Hij wees voor zich uit.
“En dat is collega Dick Vledder, mijn vertrouwde hulp en toeverlaat.”
De oude rechercheur zweeg even, waarbij hij met zijn hoofd bleef knikken.
“En beiden zijn wij aan vreemde verhalen gewend.”
Jasper van Houweningen zwaaide met zijn armen.
“U moet dit bloedserieus nemen!” reageerde hij geëmotioneerd.

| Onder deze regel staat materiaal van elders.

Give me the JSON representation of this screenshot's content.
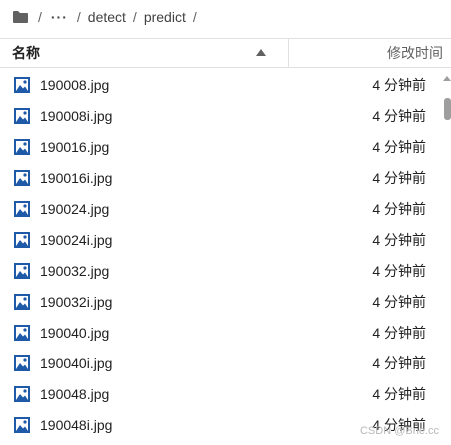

“Dit is echt een onmogelijk verhaal.”
De Cock gebaarde uitnodigend.
“Ik luister.”
Jasper haalde diep adem.
“Ik heb enige jaren — om precies te zijn twee jaar en drie maanden — een relatie gehad met Angela Molenpad. Die relatie is een paar weken geleden uiteengespat. Het bleek dat wij toch niet zo goed bij elkaar pasten.”
Om de lippen van De Cock danste een glimlach.
“Ruzie…een van beiden een nieuwe liefde?”
Jasper schudde zijn hoofd.
“Geen toestanden. Geen opgekropte emoties. Het ging gewoon niet meer. De harmonie was verstoord. In goed overleg zijn we als vrienden uit elkaar gegaan.”
“Gelukkig.”
Jasper negeerde de opmerking.
“Vanavond, ik schat zo road de klok van halftien, belde Angela totaal overstuur bij mij aan. Ze was vreemd uitgedost in een oude feestjurk, die ik nog van haar kende. Uiteraard liet ik haar onmiddellijk binnen en vroeg wat er aan de hand was. Aanvankelijk was er geen goed woord met haar te wisselen. Zo kende ik haar niet. Angela was echt helemaal van de kaart. Ik heb haar wat gekalmeerd, een drankje voor haar ingeschonken. Ten slotte kwam met horten en stoten haar bezopen verhaal.”